Что он этим хотел сказать? Я не понял. Тогда Зузенко столь же неясно и неохотно объяснил:
- Натаскивает себя на впечатления. Мастак!
Пожалуй, в этом он был прав. Булгаков был жаден до всего, если можно так выразиться, выпуклого в окружающей жизни.
Все, что выдавалось над ее плоскостью, будь то человек или одно какое-нибудь его свойство, удивительный поступок, непривычная мысль, внезапно замеченная мелочь (вроде согнутых от сквозняка под прямым углом язычков свечей на театральной рампе) - все это он схватывал без всякого усилия и применял и в прозе, и в пьесах, и в обыкновенном разговоре.
Может быть, поэтому никто не давал таких едких и "припечатывающих" прозвищ, как Булгаков. Особенно отличался он этим в Первой киевской гимназии, где мы вместе учились.
- Ядовитый имеете глаз и вредный язык,- с сокрушением говорил Булгакову инспектор Бодянский.- Прямо рветесь на скандал, хотя и выросли в почтенном профессорском семействе. Это ж надо придумать! Ученик вверенной нашему директору гимназии обозвал этого самого директора Маслобоем! Неприличие какое! И срам!
Глаза при этом у Бодянского смеялись.
Семья Булгаковых была хорошо известна в Киеве - огромная, разветвленная, насквозь интеллигентная семья.
Было в этой семье что-то чеховское, от "Трех сестер", и что-то театральное.
Булгаковы жили на спуске к Подолу против Андреевской церкви, - в очень живописном киевском закоулке.
За окнами их квартиры постоянно слышались звуки рояля и даже пронзительной валторны, голоса молодежи, беготня и смех, опоры и пение.

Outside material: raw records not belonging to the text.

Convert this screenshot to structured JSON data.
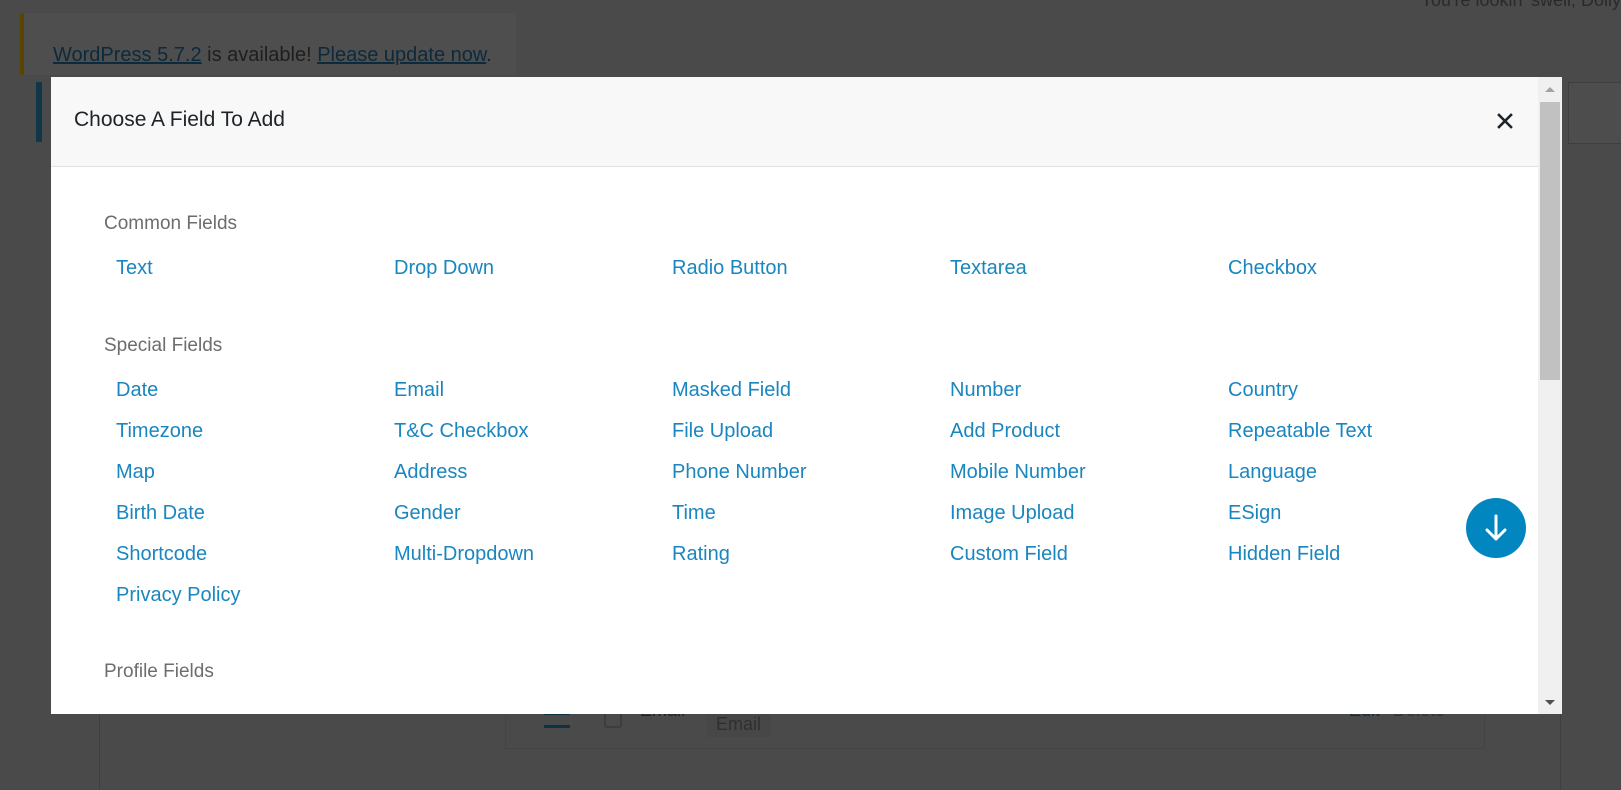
{
  "background": {
    "greeting": "You're lookin' swell, Dolly",
    "notice": {
      "link1": "WordPress 5.7.2",
      "middle": " is available! ",
      "link2": "Please update now",
      "end": "."
    },
    "row": {
      "label": "Email",
      "tag": "Email",
      "edit": "Edit",
      "delete": "Delete"
    }
  },
  "modal": {
    "title": "Choose A Field To Add",
    "close_icon": "close-icon",
    "scroll_down_icon": "arrow-down-icon",
    "accent_color": "#0286bf",
    "link_color": "#1a86c0",
    "sections": [
      {
        "title": "Common Fields",
        "fields": [
          "Text",
          "Drop Down",
          "Radio Button",
          "Textarea",
          "Checkbox"
        ]
      },
      {
        "title": "Special Fields",
        "fields": [
          "Date",
          "Email",
          "Masked Field",
          "Number",
          "Country",
          "Timezone",
          "T&C Checkbox",
          "File Upload",
          "Add Product",
          "Repeatable Text",
          "Map",
          "Address",
          "Phone Number",
          "Mobile Number",
          "Language",
          "Birth Date",
          "Gender",
          "Time",
          "Image Upload",
          "ESign",
          "Shortcode",
          "Multi-Dropdown",
          "Rating",
          "Custom Field",
          "Hidden Field",
          "Privacy Policy"
        ]
      },
      {
        "title": "Profile Fields",
        "fields": []
      }
    ]
  }
}
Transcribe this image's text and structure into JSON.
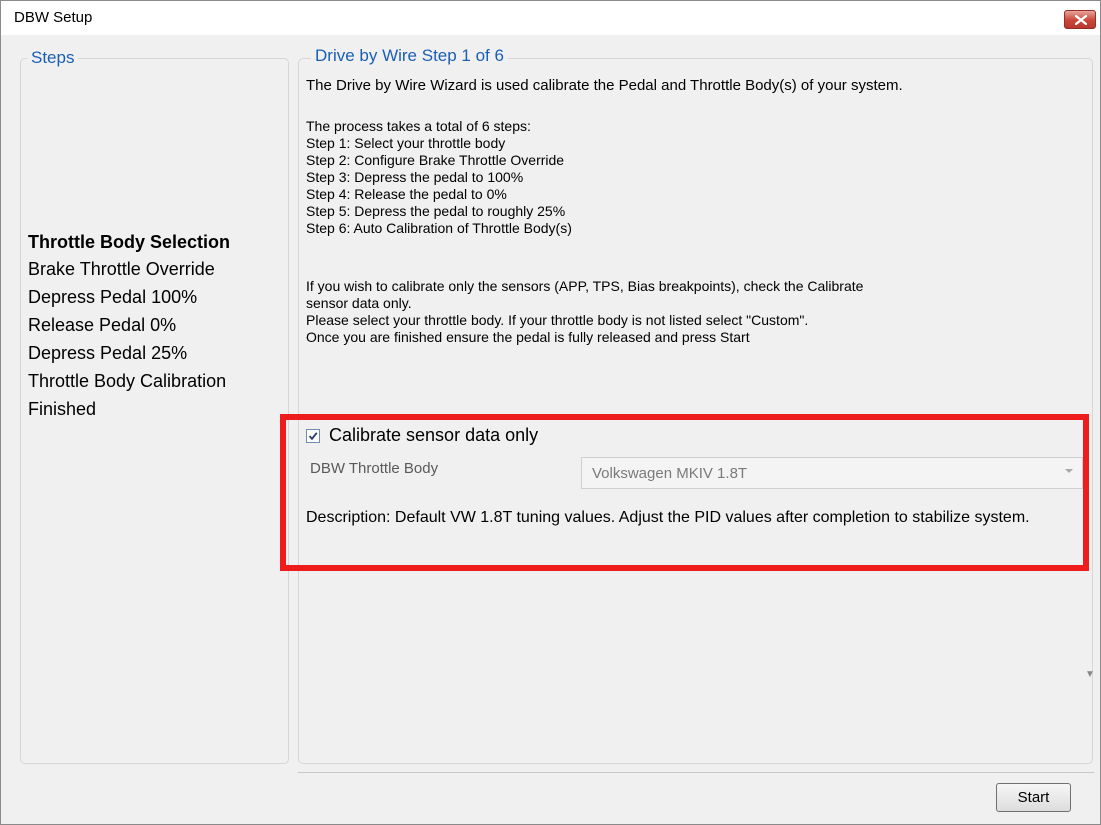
{
  "window": {
    "title": "DBW Setup",
    "close_icon": "close-icon"
  },
  "steps_panel": {
    "title": "Steps",
    "items": [
      {
        "label": "Throttle Body Selection",
        "active": true
      },
      {
        "label": "Brake Throttle Override",
        "active": false
      },
      {
        "label": "Depress Pedal 100%",
        "active": false
      },
      {
        "label": "Release Pedal 0%",
        "active": false
      },
      {
        "label": "Depress Pedal 25%",
        "active": false
      },
      {
        "label": "Throttle Body Calibration",
        "active": false
      },
      {
        "label": "Finished",
        "active": false
      }
    ]
  },
  "wizard": {
    "title": "Drive by Wire Step 1 of 6",
    "intro": "The Drive by Wire Wizard is used calibrate the Pedal and Throttle Body(s) of your system.",
    "process_heading": "The process takes a total of 6 steps:",
    "step_lines": [
      "Step 1: Select your throttle body",
      "Step 2: Configure Brake Throttle Override",
      "Step 3: Depress the pedal to 100%",
      "Step 4: Release the pedal to 0%",
      "Step 5: Depress the pedal to roughly 25%",
      "Step 6: Auto Calibration of Throttle Body(s)"
    ],
    "calibrate_note_line1": "If you wish to calibrate only the sensors (APP, TPS, Bias breakpoints), check the Calibrate",
    "calibrate_note_line2": "sensor data only.",
    "select_note": "Please select your throttle body. If your throttle body is not listed select \"Custom\".",
    "finish_note": "Once you are finished ensure the pedal is fully released and press Start",
    "checkbox": {
      "label": "Calibrate sensor data only",
      "checked": true
    },
    "throttle_body": {
      "label": "DBW Throttle Body",
      "value": "Volkswagen MKIV 1.8T"
    },
    "description": "Description: Default VW 1.8T tuning values. Adjust the PID values after completion to stabilize system."
  },
  "footer": {
    "start_label": "Start"
  },
  "colors": {
    "group_title": "#1a5fb4",
    "highlight": "#ee1c1c",
    "close_button": "#c9463a"
  }
}
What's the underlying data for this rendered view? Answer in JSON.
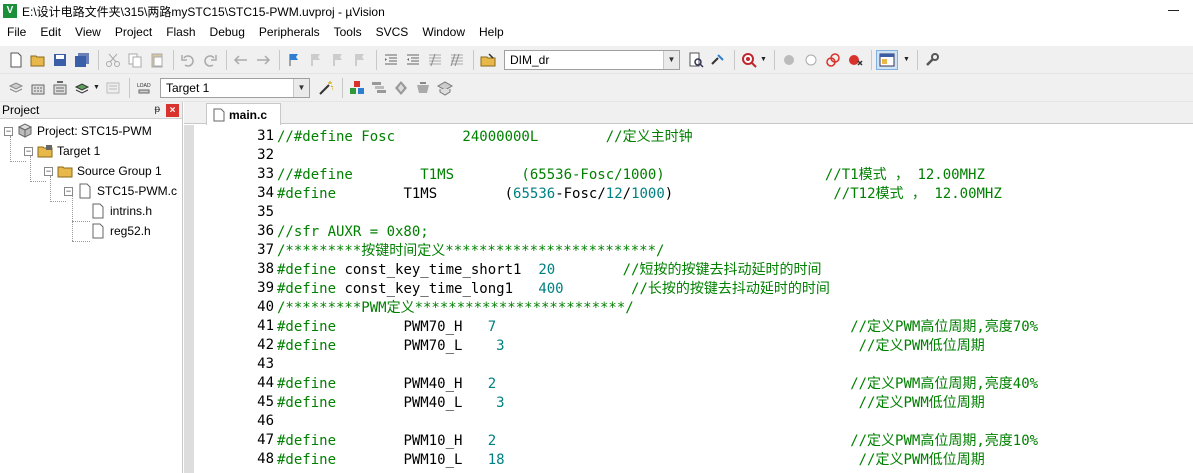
{
  "window": {
    "title": "E:\\设计电路文件夹\\315\\两路mySTC15\\STC15-PWM.uvproj - µVision",
    "app_icon_letter": "V"
  },
  "menu": [
    "File",
    "Edit",
    "View",
    "Project",
    "Flash",
    "Debug",
    "Peripherals",
    "Tools",
    "SVCS",
    "Window",
    "Help"
  ],
  "toolbar1": {
    "find_combo_value": "DIM_dr"
  },
  "toolbar2": {
    "target_combo_value": "Target 1"
  },
  "project_panel": {
    "title": "Project",
    "pin_glyph": "ᵽ",
    "close_glyph": "×",
    "tree": [
      {
        "label": "Project: STC15-PWM",
        "expander": "−",
        "icon": "project-icon"
      },
      {
        "label": "Target 1",
        "expander": "−",
        "icon": "target-folder-icon"
      },
      {
        "label": "Source Group 1",
        "expander": "−",
        "icon": "folder-icon"
      },
      {
        "label": "STC15-PWM.c",
        "expander": "−",
        "icon": "c-file-icon"
      },
      {
        "label": "intrins.h",
        "expander": "",
        "icon": "header-file-icon"
      },
      {
        "label": "reg52.h",
        "expander": "",
        "icon": "header-file-icon"
      }
    ]
  },
  "editor": {
    "tab_label": "main.c",
    "lines": [
      {
        "no": "31",
        "segs": [
          {
            "t": "//#define Fosc        24000000L        //定义主时钟",
            "c": "c-green"
          }
        ]
      },
      {
        "no": "32",
        "segs": []
      },
      {
        "no": "33",
        "segs": [
          {
            "t": "//#define        T1MS        (65536-Fosc/1000)                   //T1模式 ， 12.00MHZ",
            "c": "c-green"
          }
        ]
      },
      {
        "no": "34",
        "segs": [
          {
            "t": "#define",
            "c": "c-green"
          },
          {
            "t": "        T1MS        (",
            "c": "c-black"
          },
          {
            "t": "65536",
            "c": "c-teal"
          },
          {
            "t": "-Fosc/",
            "c": "c-black"
          },
          {
            "t": "12",
            "c": "c-teal"
          },
          {
            "t": "/",
            "c": "c-black"
          },
          {
            "t": "1000",
            "c": "c-teal"
          },
          {
            "t": ")                   ",
            "c": "c-black"
          },
          {
            "t": "//T12模式 ， 12.00MHZ",
            "c": "c-green"
          }
        ]
      },
      {
        "no": "35",
        "segs": []
      },
      {
        "no": "36",
        "segs": [
          {
            "t": "//sfr AUXR = 0x80;",
            "c": "c-green"
          }
        ]
      },
      {
        "no": "37",
        "segs": [
          {
            "t": "/*********按键时间定义*************************/",
            "c": "c-green"
          }
        ]
      },
      {
        "no": "38",
        "segs": [
          {
            "t": "#define",
            "c": "c-green"
          },
          {
            "t": " const_key_time_short1  ",
            "c": "c-black"
          },
          {
            "t": "20",
            "c": "c-teal"
          },
          {
            "t": "        ",
            "c": "c-black"
          },
          {
            "t": "//短按的按键去抖动延时的时间",
            "c": "c-green"
          }
        ]
      },
      {
        "no": "39",
        "segs": [
          {
            "t": "#define",
            "c": "c-green"
          },
          {
            "t": " const_key_time_long1   ",
            "c": "c-black"
          },
          {
            "t": "400",
            "c": "c-teal"
          },
          {
            "t": "        ",
            "c": "c-black"
          },
          {
            "t": "//长按的按键去抖动延时的时间",
            "c": "c-green"
          }
        ]
      },
      {
        "no": "40",
        "segs": [
          {
            "t": "/*********PWM定义*************************/",
            "c": "c-green"
          }
        ]
      },
      {
        "no": "41",
        "segs": [
          {
            "t": "#define",
            "c": "c-green"
          },
          {
            "t": "        PWM70_H   ",
            "c": "c-black"
          },
          {
            "t": "7",
            "c": "c-teal"
          },
          {
            "t": "                                          ",
            "c": "c-black"
          },
          {
            "t": "//定义PWM高位周期,亮度70%",
            "c": "c-green"
          }
        ]
      },
      {
        "no": "42",
        "segs": [
          {
            "t": "#define",
            "c": "c-green"
          },
          {
            "t": "        PWM70_L    ",
            "c": "c-black"
          },
          {
            "t": "3",
            "c": "c-teal"
          },
          {
            "t": "                                          ",
            "c": "c-black"
          },
          {
            "t": "//定义PWM低位周期",
            "c": "c-green"
          }
        ]
      },
      {
        "no": "43",
        "segs": []
      },
      {
        "no": "44",
        "segs": [
          {
            "t": "#define",
            "c": "c-green"
          },
          {
            "t": "        PWM40_H   ",
            "c": "c-black"
          },
          {
            "t": "2",
            "c": "c-teal"
          },
          {
            "t": "                                          ",
            "c": "c-black"
          },
          {
            "t": "//定义PWM高位周期,亮度40%",
            "c": "c-green"
          }
        ]
      },
      {
        "no": "45",
        "segs": [
          {
            "t": "#define",
            "c": "c-green"
          },
          {
            "t": "        PWM40_L    ",
            "c": "c-black"
          },
          {
            "t": "3",
            "c": "c-teal"
          },
          {
            "t": "                                          ",
            "c": "c-black"
          },
          {
            "t": "//定义PWM低位周期",
            "c": "c-green"
          }
        ]
      },
      {
        "no": "46",
        "segs": []
      },
      {
        "no": "47",
        "segs": [
          {
            "t": "#define",
            "c": "c-green"
          },
          {
            "t": "        PWM10_H   ",
            "c": "c-black"
          },
          {
            "t": "2",
            "c": "c-teal"
          },
          {
            "t": "                                          ",
            "c": "c-black"
          },
          {
            "t": "//定义PWM高位周期,亮度10%",
            "c": "c-green"
          }
        ]
      },
      {
        "no": "48",
        "segs": [
          {
            "t": "#define",
            "c": "c-green"
          },
          {
            "t": "        PWM10_L   ",
            "c": "c-black"
          },
          {
            "t": "18",
            "c": "c-teal"
          },
          {
            "t": "                                          ",
            "c": "c-black"
          },
          {
            "t": "//定义PWM低位周期",
            "c": "c-green"
          }
        ]
      }
    ]
  }
}
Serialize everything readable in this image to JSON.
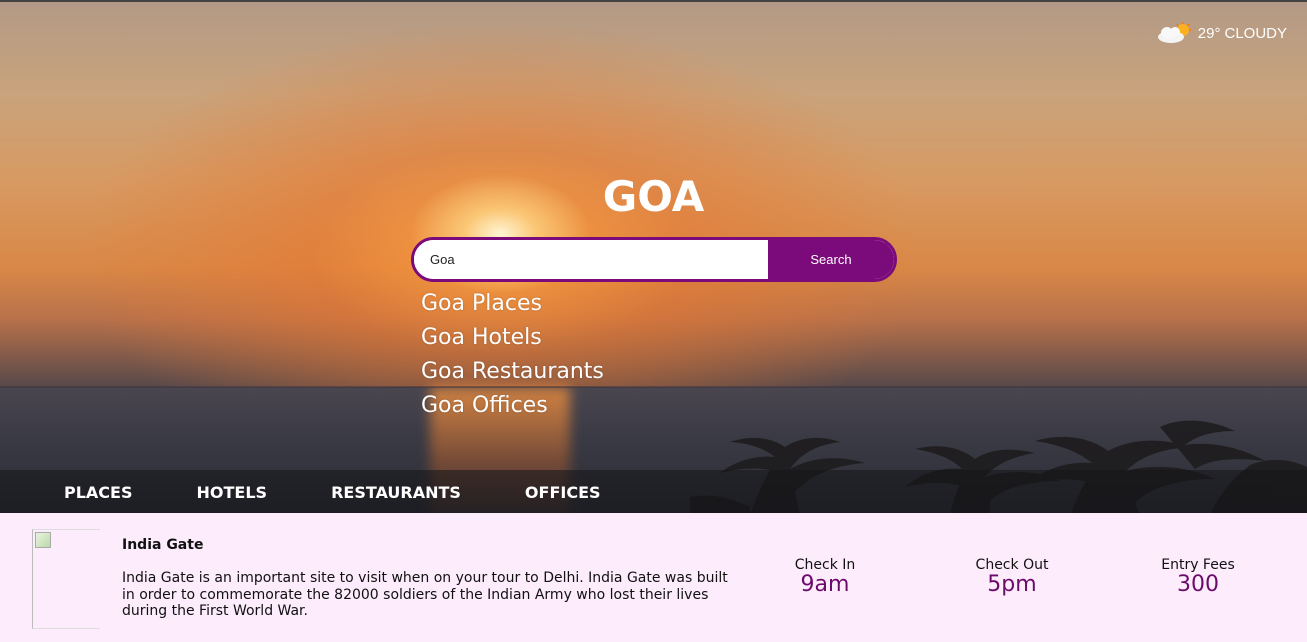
{
  "weather": {
    "temperature": "29°",
    "condition": "CLOUDY",
    "icon": "cloud-sun-icon"
  },
  "city": "GOA",
  "search": {
    "value": "Goa",
    "button_label": "Search"
  },
  "suggestions": [
    "Goa Places",
    "Goa Hotels",
    "Goa Restaurants",
    "Goa Offices"
  ],
  "tabs": [
    "PLACES",
    "HOTELS",
    "RESTAURANTS",
    "OFFICES"
  ],
  "place": {
    "name": "India Gate",
    "description": "India Gate is an important site to visit when on your tour to Delhi. India Gate was built in order to commemorate the 82000 soldiers of the Indian Army who lost their lives during the First World War.",
    "check_in_label": "Check In",
    "check_in": "9am",
    "check_out_label": "Check Out",
    "check_out": "5pm",
    "entry_fees_label": "Entry Fees",
    "entry_fees": "300"
  },
  "colors": {
    "accent": "#7b0a7b",
    "card_bg": "#fcecfc",
    "value_text": "#6c0a6c"
  }
}
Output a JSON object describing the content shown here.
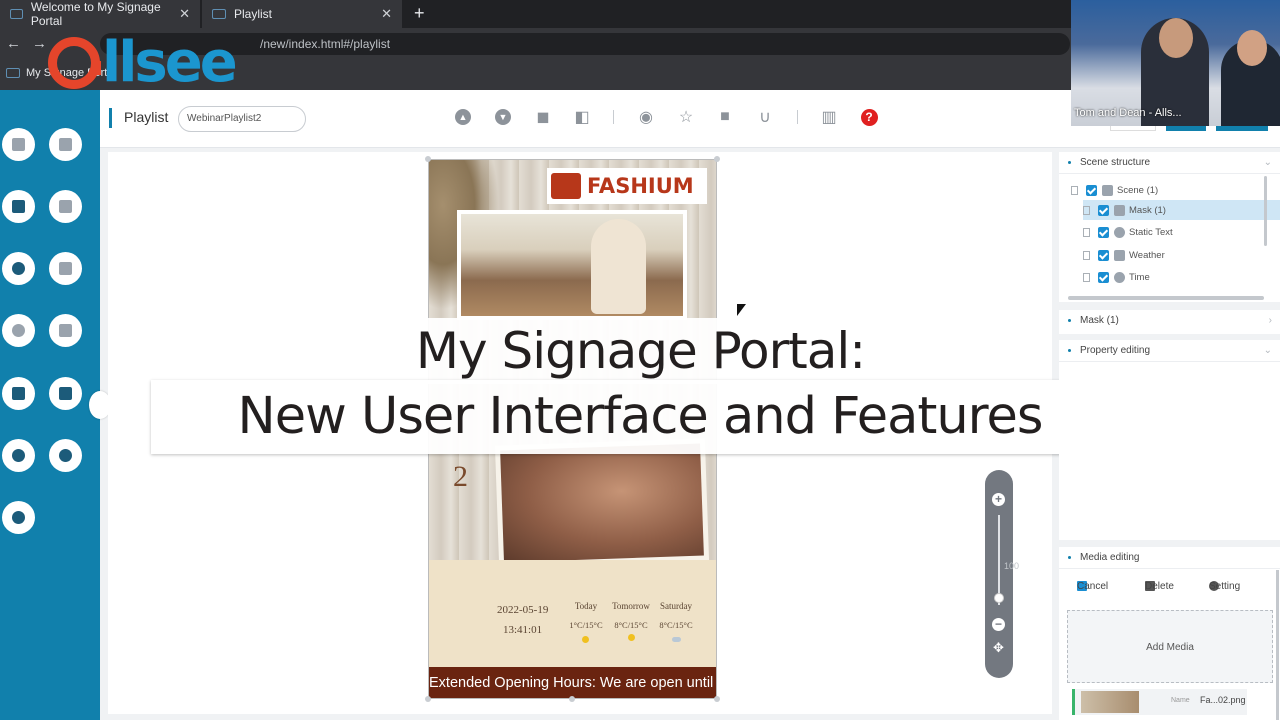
{
  "browser": {
    "tabs": [
      {
        "title": "Welcome to My Signage Portal"
      },
      {
        "title": "Playlist"
      }
    ],
    "new_tab": "+",
    "url": "/new/index.html#/playlist",
    "bookmark": "My Signage Portal"
  },
  "logo": {
    "brand": "llsee"
  },
  "toolbar": {
    "title": "Playlist",
    "playlist_name": "WebinarPlaylist2"
  },
  "scene": {
    "brand_name": "FASHIUM",
    "number": "2",
    "date": "2022-05-19",
    "time": "13:41:01",
    "weather": [
      {
        "day": "Today",
        "temp": "1°C/15°C",
        "icon": "sun-icon"
      },
      {
        "day": "Tomorrow",
        "temp": "8°C/15°C",
        "icon": "sun-icon"
      },
      {
        "day": "Saturday",
        "temp": "8°C/15°C",
        "icon": "cloud-icon"
      }
    ],
    "ticker": "Extended Opening Hours: We are open until"
  },
  "overlay": {
    "line1": "My Signage Portal:",
    "line2": "New User Interface and Features"
  },
  "zoom": {
    "value": "100"
  },
  "panels": {
    "scene_structure": {
      "title": "Scene structure",
      "items": [
        {
          "label": "Scene (1)"
        },
        {
          "label": "Mask (1)"
        },
        {
          "label": "Static Text"
        },
        {
          "label": "Weather"
        },
        {
          "label": "Time"
        }
      ]
    },
    "mask": {
      "title": "Mask (1)"
    },
    "property": {
      "title": "Property editing"
    },
    "media": {
      "title": "Media editing",
      "cancel": "Cancel",
      "delete": "Delete",
      "setting": "Setting",
      "add_media": "Add Media",
      "item_label": "Name",
      "item_name": "Fa...02.png"
    }
  },
  "video": {
    "label": "Tom and Dean - Alls..."
  },
  "colors": {
    "accent": "#1180ac",
    "logo_orange": "#e5452b",
    "logo_blue": "#1b96cf",
    "help_red": "#e02020"
  }
}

Такие семьи с большими культурными и трудовыми традициями были украшением провинциальной жизни, своего рода очагами передовой мысли.
Не знаю, почему до сих пор не нашлось исследователя (может быть, потому, что это слишком трудно), который проследил бы жизнь таких семей и раскрыл бы их значение хотя бы для одного какого-нибудь города - Саратова, Киева или Вологды. То была бы не только ценная, но и увлекательная книга по истории русской культуры.
После гимназии я потерял Булгакова из виду, и мы снова встретились только теперь, в редакции "Гудка".
В ту зиму Булгаков писал свои острые рассказы, где насмешка и гротеск достигали разящей силы.
Я помню то ошеломление, какое вызвали такие рассказы Булгакова, как "Записки на манжетах", "Роковые яйца", "Дьяволиада" и "Похождения Чичикова (Поэма в двух пунктах с прологом и эпилогом)".